Freddie Mac: Housing Market on Path to ‘Normal’
The nation’s economy is stabilizing and the housing market is expected to return to a more normal state driven by fundamentals such as labor market gains and unemployment rates, Freddie Mac reported Aug. 13 in its U.S. Economic and Housing Market Outlook for August.
Highlights from the report include:
- The latest forecast has economic growth averaging 3.3 percent in 2015 and the unemployment rate continuing to gradually decline. If that holds true, household formations should pick up and housing starts are projected to increase 28 percent over 2014's pace to 1.3 million starts in 2015.

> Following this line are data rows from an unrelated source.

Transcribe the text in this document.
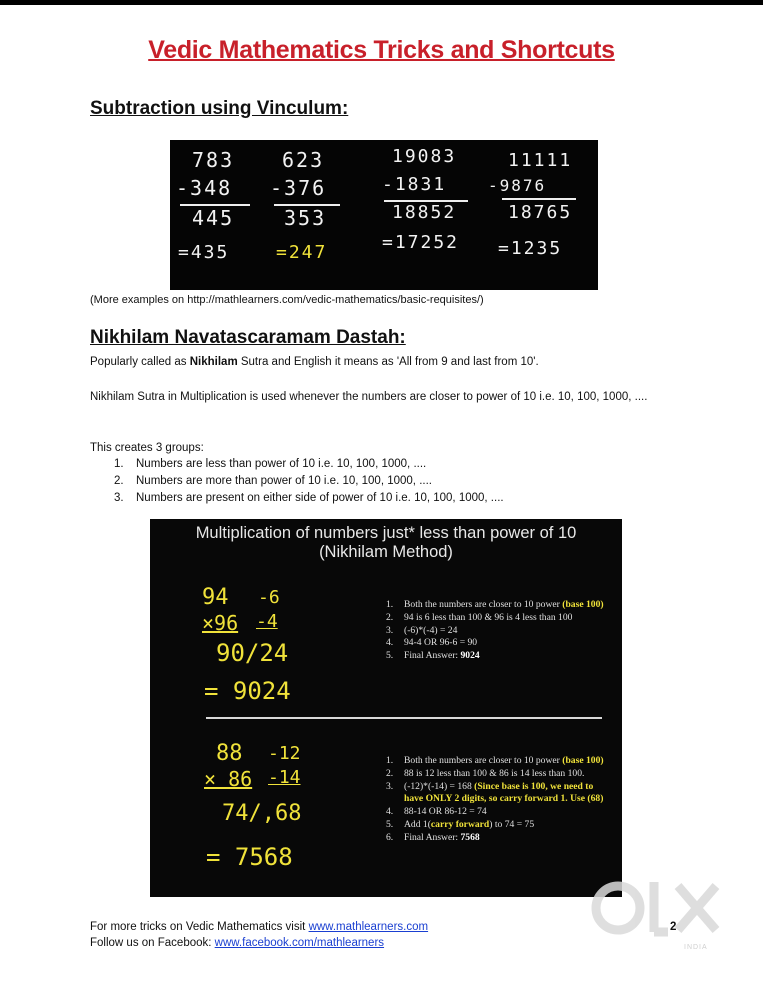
Vedic Mathematics Tricks and Shortcuts
Subtraction using Vinculum:
783
-348
445
=435
623
-376
353
=247
19083
-1831
18852
=17252
11111
-9876
18765
=1235
(More examples on http://mathlearners.com/vedic-mathematics/basic-requisites/)
Nikhilam Navatascaramam Dastah:
Popularly called as Nikhilam Sutra and English it means as 'All from 9 and last from 10'.
Nikhilam Sutra in Multiplication is used whenever the numbers are closer to power of 10 i.e. 10, 100, 1000, ....
This creates 3 groups:
1. Numbers are less than power of 10 i.e. 10, 100, 1000, ....
2. Numbers are more than power of 10 i.e. 10, 100, 1000, ....
3. Numbers are present on either side of power of 10 i.e. 10, 100, 1000, ....
Multiplication of numbers just* less than power of 10
(Nikhilam Method)
94 -6
×96 -4
90/24
= 9024
1. Both the numbers are closer to 10 power (base 100)
2. 94 is 6 less than 100 & 96 is 4 less than 100
3. (-6)*(-4) = 24
4. 94-4 OR 96-6 = 90
5. Final Answer: 9024
88 -12
× 86 -14
74/,68
= 7568
1. Both the numbers are closer to 10 power (base 100)
2. 88 is 12 less than 100 & 86 is 14 less than 100.
3. (-12)*(-14) = 168 (Since base is 100, we need to have ONLY 2 digits, so carry forward 1. Use (68)
4. 88-14 OR 86-12 = 74
5. Add 1(carry forward) to 74 = 75
6. Final Answer: 7568
For more tricks on Vedic Mathematics visit www.mathlearners.com
Follow us on Facebook: www.facebook.com/mathlearners
2
INDIA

- The U.S. Census Bureau reported that over the past four quarters, net household formations totaled only 458,000, compared with long-term projections by the Joint Center for Housing Studies of 1.2 to 1.3 million per year.
- The number of persons-per-household has increased by 2.6 percent since 2005, rising from 2.69 to 2.76 persons-per-household. If the persons-per-household had held steady over that period there would be an additional three million households today.
- The monthly mortgage payment-to-rent ratio for the U.S. is near the lowest it’s been in more than 35 years. Even with some increase in house prices and interest rates, the ratio will remain relatively low.
- After several years of weakness, the labor market is picking up steam, having added 230,000 net new jobs on average for the first seven months of this year.
“We are getting closer to a more normalized economy, and now we are expecting to see housing driven by fundamentals, and in fact, we've already seen this in some markets,” Frank Nothaft, Freddie Mac vice president and chief economist, said in the report. “The economic growth and labor market gains we saw in the second quarter of this year are projected to continue, strengthening household formations and the housing sector. A recovering housing sector will sustain the rally in homebuilding despite likely increases in long-term interest rates. Increased construction activity will further accelerate the improvement in labor markets and fuel even more household formations and more housing demand. The result is an economy that gradually recovers back towards its potential.”